In 2012, employers spent an average of $3,430 per covered life for employer provided coverage.  The government spent $9,130 per covered life for government health care programs. In other words, government health care spending on a cost per covered life is nearly three-times higher than private sector employer spending on that same basis.  And while this difference is not surprising given the different age and health status of the populations covered, the different methods the private sector and government use for cost containment can have significant implications for the future of U.S healthcare given that we will be moving more people from the employer-sponsored system to government plans under Health Reform.  A recent study showed that about 3 million people have moved from private plans to government plans so far in 2014.  That is 6-times more than the 500,000 the CBO projected during the first full year of PPACA.

A recently released 2014 study from the American Health Policy Institute, reveals:

  • On average, all U.S. employers spent $3,430 per covered life on health care in 2012, up 13.6% from 2003 after adjusting for inflation; 
  • Medicare spent $10,830 per covered life in 2012, up 28.2% from 2003 after adjusting for inflation.  This more than doubles the increases in employer plans; and 
  • Households spent an additional $2,570 per person on health care, up 11.6% from 2003 after adjusting for inflation.  

Unfortunately, some of the steps taken to keep Medicaid costs from rising over the past ten years have simply shifted the actual costs of the program to private payers. According to a recent study by the Kaiser Family Foundation, data suggest that both Medicare and Medicaid payments are significantly less than actual hospital costs, while private insurance payments exceed hospital costs by over 30 percent. 

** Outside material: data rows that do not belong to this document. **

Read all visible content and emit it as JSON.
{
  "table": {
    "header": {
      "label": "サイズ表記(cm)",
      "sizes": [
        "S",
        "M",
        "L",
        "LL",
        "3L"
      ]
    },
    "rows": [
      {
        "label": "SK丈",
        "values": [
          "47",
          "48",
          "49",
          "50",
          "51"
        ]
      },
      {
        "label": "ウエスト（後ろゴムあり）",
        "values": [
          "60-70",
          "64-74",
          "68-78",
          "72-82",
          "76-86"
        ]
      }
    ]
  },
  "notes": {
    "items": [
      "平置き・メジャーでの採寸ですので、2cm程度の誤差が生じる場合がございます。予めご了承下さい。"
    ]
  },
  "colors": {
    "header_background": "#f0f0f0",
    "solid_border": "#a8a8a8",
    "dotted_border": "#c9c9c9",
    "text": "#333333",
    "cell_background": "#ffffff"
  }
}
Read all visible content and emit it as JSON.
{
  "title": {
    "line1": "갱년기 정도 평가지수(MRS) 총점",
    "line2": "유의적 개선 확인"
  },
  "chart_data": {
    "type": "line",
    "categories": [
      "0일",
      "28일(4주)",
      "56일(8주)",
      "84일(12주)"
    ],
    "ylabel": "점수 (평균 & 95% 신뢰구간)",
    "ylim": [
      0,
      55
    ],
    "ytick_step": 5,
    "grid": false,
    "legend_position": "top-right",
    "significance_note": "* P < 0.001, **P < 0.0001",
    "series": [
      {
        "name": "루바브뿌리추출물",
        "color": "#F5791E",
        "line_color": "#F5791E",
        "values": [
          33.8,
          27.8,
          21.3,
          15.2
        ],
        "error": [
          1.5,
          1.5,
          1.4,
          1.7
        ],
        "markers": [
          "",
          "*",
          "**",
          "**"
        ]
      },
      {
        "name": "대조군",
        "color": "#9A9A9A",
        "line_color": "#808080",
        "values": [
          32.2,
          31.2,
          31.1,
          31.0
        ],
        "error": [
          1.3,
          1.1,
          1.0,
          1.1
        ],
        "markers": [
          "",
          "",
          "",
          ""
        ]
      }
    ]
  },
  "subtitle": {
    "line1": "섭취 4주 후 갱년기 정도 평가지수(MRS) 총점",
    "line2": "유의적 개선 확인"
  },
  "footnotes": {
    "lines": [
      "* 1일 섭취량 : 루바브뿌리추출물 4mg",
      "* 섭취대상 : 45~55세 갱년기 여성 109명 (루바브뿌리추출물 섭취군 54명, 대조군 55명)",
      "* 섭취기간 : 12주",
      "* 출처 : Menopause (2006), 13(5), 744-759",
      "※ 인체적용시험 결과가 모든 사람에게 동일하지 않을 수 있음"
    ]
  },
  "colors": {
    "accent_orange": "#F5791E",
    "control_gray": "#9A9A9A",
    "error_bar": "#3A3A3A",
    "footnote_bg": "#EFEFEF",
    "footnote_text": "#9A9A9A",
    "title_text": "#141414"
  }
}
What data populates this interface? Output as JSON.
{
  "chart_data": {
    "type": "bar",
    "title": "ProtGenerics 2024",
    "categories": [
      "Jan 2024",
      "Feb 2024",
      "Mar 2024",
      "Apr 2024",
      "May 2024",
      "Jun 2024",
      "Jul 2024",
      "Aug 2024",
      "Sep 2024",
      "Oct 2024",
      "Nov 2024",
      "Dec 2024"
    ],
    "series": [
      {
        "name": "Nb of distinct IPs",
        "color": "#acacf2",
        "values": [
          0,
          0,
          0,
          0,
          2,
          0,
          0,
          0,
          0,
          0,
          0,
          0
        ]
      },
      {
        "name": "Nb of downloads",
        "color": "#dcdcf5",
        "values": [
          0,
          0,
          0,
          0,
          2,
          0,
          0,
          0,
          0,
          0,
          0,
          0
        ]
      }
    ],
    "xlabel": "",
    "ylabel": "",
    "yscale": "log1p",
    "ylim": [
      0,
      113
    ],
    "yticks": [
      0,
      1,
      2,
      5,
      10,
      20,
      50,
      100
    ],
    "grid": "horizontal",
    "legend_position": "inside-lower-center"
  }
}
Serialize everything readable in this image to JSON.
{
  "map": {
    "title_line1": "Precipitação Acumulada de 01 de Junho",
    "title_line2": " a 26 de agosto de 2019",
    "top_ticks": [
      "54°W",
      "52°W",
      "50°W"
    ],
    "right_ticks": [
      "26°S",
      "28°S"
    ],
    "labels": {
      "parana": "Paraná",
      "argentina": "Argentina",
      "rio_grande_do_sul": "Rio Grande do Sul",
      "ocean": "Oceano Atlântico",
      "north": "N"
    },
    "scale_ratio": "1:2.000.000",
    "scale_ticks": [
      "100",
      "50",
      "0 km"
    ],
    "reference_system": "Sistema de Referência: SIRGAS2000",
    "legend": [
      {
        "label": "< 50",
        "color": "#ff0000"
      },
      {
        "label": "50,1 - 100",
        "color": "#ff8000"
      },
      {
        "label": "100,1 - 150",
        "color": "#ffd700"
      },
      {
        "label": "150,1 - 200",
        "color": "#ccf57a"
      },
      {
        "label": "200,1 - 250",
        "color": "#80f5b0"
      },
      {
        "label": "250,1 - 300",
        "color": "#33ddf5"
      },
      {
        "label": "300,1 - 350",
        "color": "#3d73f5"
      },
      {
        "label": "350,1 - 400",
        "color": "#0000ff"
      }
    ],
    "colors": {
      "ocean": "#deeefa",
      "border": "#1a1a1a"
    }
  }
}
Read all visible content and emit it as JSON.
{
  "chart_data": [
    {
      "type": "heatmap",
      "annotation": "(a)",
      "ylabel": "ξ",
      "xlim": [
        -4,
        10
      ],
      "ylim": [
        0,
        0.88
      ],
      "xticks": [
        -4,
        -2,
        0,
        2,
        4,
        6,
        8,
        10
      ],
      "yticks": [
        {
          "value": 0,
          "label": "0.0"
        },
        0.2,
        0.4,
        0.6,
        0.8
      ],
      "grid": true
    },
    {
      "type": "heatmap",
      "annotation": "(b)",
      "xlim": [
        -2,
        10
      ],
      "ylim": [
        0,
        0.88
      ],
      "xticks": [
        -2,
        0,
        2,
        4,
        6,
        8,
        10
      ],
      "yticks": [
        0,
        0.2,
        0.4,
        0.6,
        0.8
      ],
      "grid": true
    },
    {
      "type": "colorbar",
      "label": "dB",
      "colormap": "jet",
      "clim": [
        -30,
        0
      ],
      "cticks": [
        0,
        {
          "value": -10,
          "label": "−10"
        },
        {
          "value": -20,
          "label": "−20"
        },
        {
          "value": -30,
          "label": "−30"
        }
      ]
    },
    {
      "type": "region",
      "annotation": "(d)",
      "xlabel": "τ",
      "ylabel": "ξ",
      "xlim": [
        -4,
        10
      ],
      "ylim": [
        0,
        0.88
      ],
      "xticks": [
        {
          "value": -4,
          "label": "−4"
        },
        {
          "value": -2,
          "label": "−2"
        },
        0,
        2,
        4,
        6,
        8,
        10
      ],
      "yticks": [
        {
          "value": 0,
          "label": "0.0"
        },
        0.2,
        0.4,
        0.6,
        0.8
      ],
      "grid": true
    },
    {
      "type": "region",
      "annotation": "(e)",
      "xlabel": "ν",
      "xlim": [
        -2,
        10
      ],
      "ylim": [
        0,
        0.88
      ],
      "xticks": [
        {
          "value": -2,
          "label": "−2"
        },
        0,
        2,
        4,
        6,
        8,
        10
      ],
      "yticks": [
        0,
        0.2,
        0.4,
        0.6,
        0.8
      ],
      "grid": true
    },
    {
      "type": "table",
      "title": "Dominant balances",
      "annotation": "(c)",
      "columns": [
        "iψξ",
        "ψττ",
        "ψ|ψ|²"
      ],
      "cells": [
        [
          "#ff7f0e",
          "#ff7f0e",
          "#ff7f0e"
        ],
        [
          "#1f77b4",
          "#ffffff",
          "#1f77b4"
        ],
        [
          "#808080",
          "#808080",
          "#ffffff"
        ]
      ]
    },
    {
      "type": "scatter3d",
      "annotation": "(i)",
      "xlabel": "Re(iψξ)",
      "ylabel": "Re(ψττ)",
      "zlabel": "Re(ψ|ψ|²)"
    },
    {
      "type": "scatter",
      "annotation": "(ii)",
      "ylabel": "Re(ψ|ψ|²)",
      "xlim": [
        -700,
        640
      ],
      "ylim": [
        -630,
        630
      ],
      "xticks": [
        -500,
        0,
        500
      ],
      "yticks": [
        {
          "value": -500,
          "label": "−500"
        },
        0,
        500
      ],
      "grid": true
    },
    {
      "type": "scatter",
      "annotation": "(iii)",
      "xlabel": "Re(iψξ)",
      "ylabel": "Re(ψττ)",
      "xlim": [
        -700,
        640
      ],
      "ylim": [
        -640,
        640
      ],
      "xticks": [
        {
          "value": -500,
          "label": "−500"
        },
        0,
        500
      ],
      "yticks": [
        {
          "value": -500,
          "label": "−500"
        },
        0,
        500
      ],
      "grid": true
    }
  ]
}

For a variety of reasons employers pay significantly lower health care costs per covered life than government programs.  This stems not only from the differences in the age and health status of the populations covered by employers and the government, but it also comes in part from the significant amount of fraudulent and improper payments that are still made by Medicare and Medicaid.  Approximately 7% of all payments made by medicare and medicaid are fraudulent.  At the same time, large employers spend considerable time and resources studying trends within their health care plans and taking a variety of actions to address the underlying causes of what is driving their cost increases. 

Although both employers and the government have taken steps to “bend” their health care cost curves, they have taken significantly different approaches. Large employers have adopted a consumer oriented approach that more actively engages their employees to seek out high quality, low cost health care. Medicaid, in contrast, has mandated reductions in provider reimbursements and shifted costs to both employers and Medicare, which has effectively enabled the program to reduce its cost per covered life by 2.8 percent from 2003 to 2012.  However, these kinds of reductions in provider payments can have negative consequences on the availability of providers and the quality of care.

Source: American Health Policy Institute, 2014 Study by Tevi D. Troy and D. Mark Wilson.

American Health Policy Institute (AHPI) is a non-partisan 501(c)(3) think tank.